The findings of a study conducted by Prof. Chih-Hao Hsieh along with an international team of scientists were published in the prestigious Proceedings of the National Academy of Sciences (April 17, 2013). The article, “Predicting climate effects on Pacific sardine,” presents a new analysis methodology for forecasting the influence of the associations between such non-linear variables as fishing, climate and ecological systems on fish populations. Prof. Chen conducts research at the Institute of Oceanography and the Institute of Ecology and Evolutionary Biology.

An urgent task involved in the effective operation and management of fisheries is to understand how the interactive effects between fishing and climate influence fish population sizes. Despite the large sums of money invested into research on this topic in the past, investigators had failed to come up with a reliable explanation.

Prof. Hsieh and his research partners believe the reason this problem has remained unsettled for decades is that scientists in the past researched the influences of only single variables, such as fishing activities and climate, separately on increases and decreases in fish populations, and that this created a major blind spot in their analyses. For instance, during the 1990s, research showed that increases in ocean temperatures led to rapid growth in sardine populations. However, the latest research from 2010 demonstrates that temperatures are not a major factor affecting population numbers and that the extrapolations of previous research were in fact incorrect or single-faceted misinterpretations.
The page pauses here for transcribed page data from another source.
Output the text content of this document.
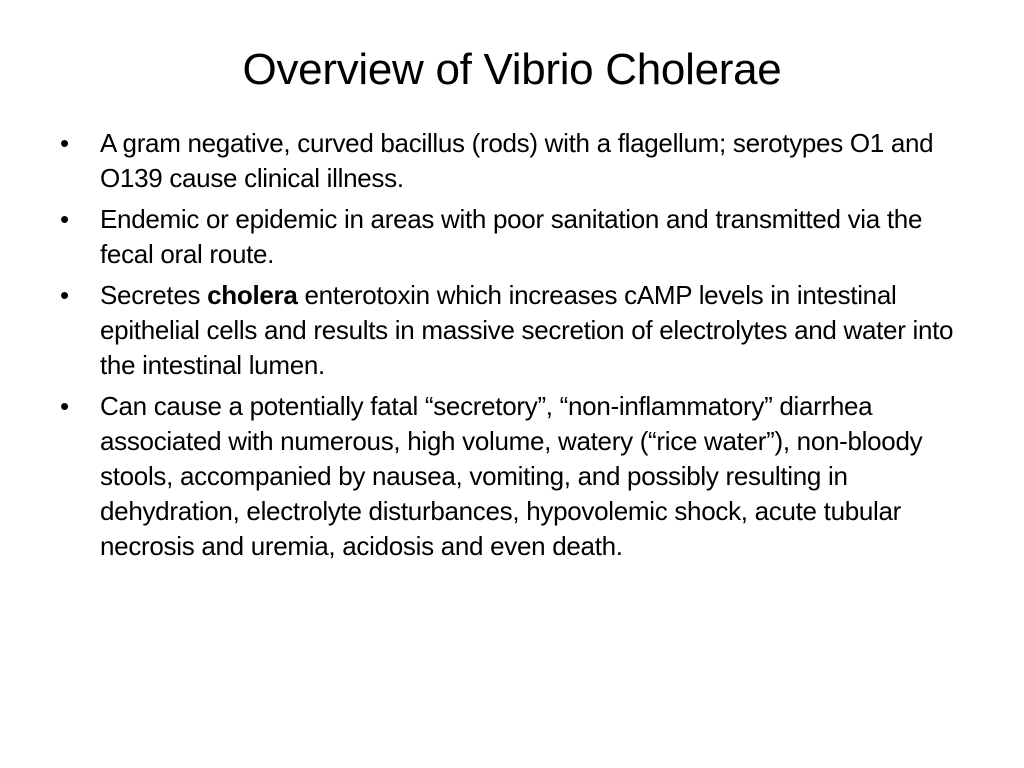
Overview of Vibrio Cholerae
•	A gram negative, curved bacillus (rods) with a flagellum; serotypes O1 and O139 cause clinical illness.
•	Endemic or epidemic in areas with poor sanitation and transmitted via the fecal oral route.
•	Secretes cholera enterotoxin which increases cAMP levels in intestinal epithelial cells and results in massive secretion of electrolytes and water into the intestinal lumen.
•	Can cause a potentially fatal “secretory”, “non-inflammatory” diarrhea associated with numerous, high volume, watery (“rice water”), non-bloody stools, accompanied by nausea, vomiting, and possibly resulting in dehydration, electrolyte disturbances, hypovolemic shock, acute tubular necrosis and uremia, acidosis and even death.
The shortcomings of previous research stemmed from a failure to realize that associations between different variables emerge or dissolve spontaneously, sometimes producing positive effects and sometimes negative. That is to say, since a great variety of elements impact fish populations, we are unable to understand the problems confronting the sardine industry by using simply correlation analysis or modeling. It turns out that the impact of temperature on sardine populations can be positive and It can be negative; this depends on the interactive association between fish population conditions and the species.

Using this new methodology, Chen’s research team discovered that changes in sardine populations were influenced by the combined pressures of fishing, climate and variations in the ecological system. Prof. Chen and his partners conclude that investigators should not use single variables to infer their associations with population increases or decreases.
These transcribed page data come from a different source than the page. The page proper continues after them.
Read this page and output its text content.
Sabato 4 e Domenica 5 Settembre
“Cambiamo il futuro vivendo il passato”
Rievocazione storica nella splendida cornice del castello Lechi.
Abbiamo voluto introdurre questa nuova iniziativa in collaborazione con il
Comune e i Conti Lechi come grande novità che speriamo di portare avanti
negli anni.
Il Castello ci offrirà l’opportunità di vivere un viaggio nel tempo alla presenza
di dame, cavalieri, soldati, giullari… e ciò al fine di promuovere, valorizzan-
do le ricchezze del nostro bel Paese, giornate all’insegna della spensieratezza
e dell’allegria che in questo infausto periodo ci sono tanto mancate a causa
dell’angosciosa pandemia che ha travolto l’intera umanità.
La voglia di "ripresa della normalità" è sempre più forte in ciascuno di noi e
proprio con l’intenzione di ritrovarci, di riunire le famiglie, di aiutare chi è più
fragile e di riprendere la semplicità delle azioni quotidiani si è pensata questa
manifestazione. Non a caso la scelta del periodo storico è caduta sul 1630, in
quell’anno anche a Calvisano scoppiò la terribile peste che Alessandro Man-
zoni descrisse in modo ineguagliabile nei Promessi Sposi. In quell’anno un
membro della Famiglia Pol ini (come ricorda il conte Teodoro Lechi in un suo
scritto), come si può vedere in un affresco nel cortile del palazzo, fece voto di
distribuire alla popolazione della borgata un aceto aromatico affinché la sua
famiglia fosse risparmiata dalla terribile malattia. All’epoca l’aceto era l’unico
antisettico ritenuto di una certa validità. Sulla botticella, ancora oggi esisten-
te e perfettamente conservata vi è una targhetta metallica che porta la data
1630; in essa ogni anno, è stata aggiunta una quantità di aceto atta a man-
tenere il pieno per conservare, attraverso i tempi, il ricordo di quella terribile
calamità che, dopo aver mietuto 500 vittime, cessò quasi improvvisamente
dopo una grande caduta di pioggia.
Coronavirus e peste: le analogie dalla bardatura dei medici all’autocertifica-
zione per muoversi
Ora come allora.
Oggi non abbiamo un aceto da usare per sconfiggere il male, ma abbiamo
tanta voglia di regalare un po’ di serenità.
This new method avoids producing the abovementioned problem of single-sided explanations because it registers the dynamic relationships between all variables, not simply statistical correlations between pairs of variables. The team’s methodology can be utilized as a framework for researching variations in fish population sizes to understand the influences of the interactive associations between fishing activities, climate, ecological systems and species on the population of any single species.